Silver Bromide
Properties
| State | Solid (crystalline) |
| Color | Pale yellow (darkens to gray-black in light) |
| Solubility | Extremely insoluble in water (0.00014 g/L at 20°C); soluble in NH3 and Na2S2O3 |
| Melting Point | 432°C |
| Boiling Point | 1502°C (decomposes) |
About Silver Bromide
Silver bromide is a pale yellow ionic solid with the formula AgBr and a molar mass of 187.772 g/mol that crystallizes in the rock-salt structure with a Ksp of 5.35 × 10^-13 in water. For roughly 150 years it was the molecular foundation of photography, exploiting a chain of physics and chemistry that's still impressive: a single photon absorbed by an AgBr crystal promotes a bromide-ion electron to the conduction band, that electron is trapped at a defect site and reduces a mobile interstitial Ag+ to Ag0, and over a few photon hits a tiny cluster of four to ten silver atoms — the latent image — forms inside the grain. Photographic development then catalytically reduces the entire grain (containing about 10^9 Ag+ ions) to metallic silver in two to three minutes, giving a chemical amplification factor of roughly 10^9 that turns a single photon hit into a visible black silver speck. Unfixed AgBr remaining after development is dissolved away with sodium thiosulfate (hypo) via [Ag(S2O3)2]^3- complexation, leaving the developed silver image stable. The same chemistry runs in photochromic eyeglasses where AgBr microcrystals embedded in glass darken under UV by silver-cluster formation and fade in the dark via reverse oxidation by trapped halogens. AgBr was largely displaced by digital sensors in the 2000s but persists in radiology, holography, and specialty silver-halide papers.
Where you'll encounter it
If you've ever loaded a roll of Tri-X 400 into a darkroom tank, mixed up D-76 developer, and watched the latent image come up under a red safelight, you've personally driven the photoexcitation-then-development chain that AgBr makes possible. The reason a darkroom needs a red safelight specifically is that AgBr has a sharp absorption cutoff around 480 nm, so red light at 650 nm carries photons too low in energy to excite electrons across the bandgap and form latent-image silver. In a teaching lab, AgBr is a clean demonstration of solubility-product equilibrium and complex-ion chemistry: precipitate it from AgNO3 plus NaBr, watch it not dissolve in dilute ammonia (unlike AgCl), then watch it dissolve cleanly in concentrated ammonia or in sodium thiosulfate as the diammine or thiosulfate complex breaks the Ksp. Outside photography, AgBr microcrystals are still used in photochromic spectacle lenses (Transitions and similar brands) where the cycle of darkening under UV and bleaching in the dark can run thousands of times.
Common Uses
- Photographic film and paper emulsions for black-and-white and color photography (historical and specialty)

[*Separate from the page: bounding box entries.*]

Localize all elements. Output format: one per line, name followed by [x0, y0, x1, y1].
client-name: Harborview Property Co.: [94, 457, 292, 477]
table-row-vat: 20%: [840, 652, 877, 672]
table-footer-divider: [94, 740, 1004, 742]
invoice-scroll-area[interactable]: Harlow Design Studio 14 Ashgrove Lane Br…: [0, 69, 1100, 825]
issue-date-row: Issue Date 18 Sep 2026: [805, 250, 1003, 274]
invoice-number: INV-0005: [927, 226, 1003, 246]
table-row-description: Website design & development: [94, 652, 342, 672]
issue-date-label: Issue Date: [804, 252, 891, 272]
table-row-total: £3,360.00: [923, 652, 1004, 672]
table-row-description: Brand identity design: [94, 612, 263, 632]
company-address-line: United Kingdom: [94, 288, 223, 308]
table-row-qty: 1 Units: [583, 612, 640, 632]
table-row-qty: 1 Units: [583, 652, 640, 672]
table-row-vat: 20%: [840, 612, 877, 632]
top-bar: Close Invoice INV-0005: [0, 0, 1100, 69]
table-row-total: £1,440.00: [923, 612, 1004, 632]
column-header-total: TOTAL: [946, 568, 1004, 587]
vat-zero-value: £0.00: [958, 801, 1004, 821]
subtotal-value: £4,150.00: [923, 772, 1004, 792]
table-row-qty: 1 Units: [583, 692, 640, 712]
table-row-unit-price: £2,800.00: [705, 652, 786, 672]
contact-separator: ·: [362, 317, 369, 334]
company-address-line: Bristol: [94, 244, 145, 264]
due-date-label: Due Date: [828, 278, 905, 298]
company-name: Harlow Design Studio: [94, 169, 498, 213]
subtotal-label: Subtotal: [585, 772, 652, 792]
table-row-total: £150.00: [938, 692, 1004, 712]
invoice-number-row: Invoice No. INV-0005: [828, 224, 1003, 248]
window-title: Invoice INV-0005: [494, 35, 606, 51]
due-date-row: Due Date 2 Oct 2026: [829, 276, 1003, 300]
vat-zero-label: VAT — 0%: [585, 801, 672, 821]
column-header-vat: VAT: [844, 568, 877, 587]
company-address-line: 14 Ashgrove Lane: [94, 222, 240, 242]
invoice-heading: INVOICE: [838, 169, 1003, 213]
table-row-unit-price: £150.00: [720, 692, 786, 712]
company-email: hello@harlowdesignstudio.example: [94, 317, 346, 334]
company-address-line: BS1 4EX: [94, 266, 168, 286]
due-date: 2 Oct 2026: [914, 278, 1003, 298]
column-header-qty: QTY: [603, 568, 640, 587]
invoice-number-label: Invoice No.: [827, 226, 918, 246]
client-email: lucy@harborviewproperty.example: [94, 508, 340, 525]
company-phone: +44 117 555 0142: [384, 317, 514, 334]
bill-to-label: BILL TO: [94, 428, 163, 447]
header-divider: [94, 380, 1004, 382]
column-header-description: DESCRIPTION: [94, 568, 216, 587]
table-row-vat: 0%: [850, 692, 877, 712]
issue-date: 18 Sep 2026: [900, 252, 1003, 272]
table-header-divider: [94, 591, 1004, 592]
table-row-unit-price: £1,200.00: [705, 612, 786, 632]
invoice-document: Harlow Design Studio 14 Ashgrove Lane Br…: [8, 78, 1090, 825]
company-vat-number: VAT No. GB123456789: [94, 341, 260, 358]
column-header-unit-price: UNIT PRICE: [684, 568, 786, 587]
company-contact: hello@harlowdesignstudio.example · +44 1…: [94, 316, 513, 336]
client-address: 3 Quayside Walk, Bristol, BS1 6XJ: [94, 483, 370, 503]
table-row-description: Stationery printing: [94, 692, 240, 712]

- Photochromic eyeglass lenses for UV-driven darkening (Transitions and similar brands)
- Holographic recording materials for diffraction gratings and security holograms
- Medical and industrial radiography film for X-ray imaging
- Teaching demonstration of Ksp solubility equilibrium and silver-ammonia complex formation
Safety Information
GHS: Skin irritation Category 2 (H315), Eye irritation Category 2A (H319), Aquatic acute Category 1 (H400), Aquatic chronic Category 1 (H410). Acute mammalian toxicity is low because AgBr is so insoluble that little Ag+ becomes bioavailable, but chronic occupational exposure to silver compounds causes argyria — a permanent slate-blue to gray-blue skin discoloration from dermal silver-sulfide deposition that's cosmetically dramatic and irreversible. OSHA PEL for soluble silver compounds is 0.01 mg/m3 (as Ag, 8-hr TWA), and NIOSH REL is the same; AgBr falls under this even though it's nominally insoluble. Handle in subdued light to avoid photoreduction, wear nitrile gloves, and dispose as silver waste for recovery — silver is environmentally regulated and economically worth reclaiming.
This safety summary is for educational reference only and may not be complete. It is not a substitute for Safety Data Sheets (SDS), medical advice, or professional chemical safety guidance. Always consult appropriate SDS and qualified professionals before handling chemicals.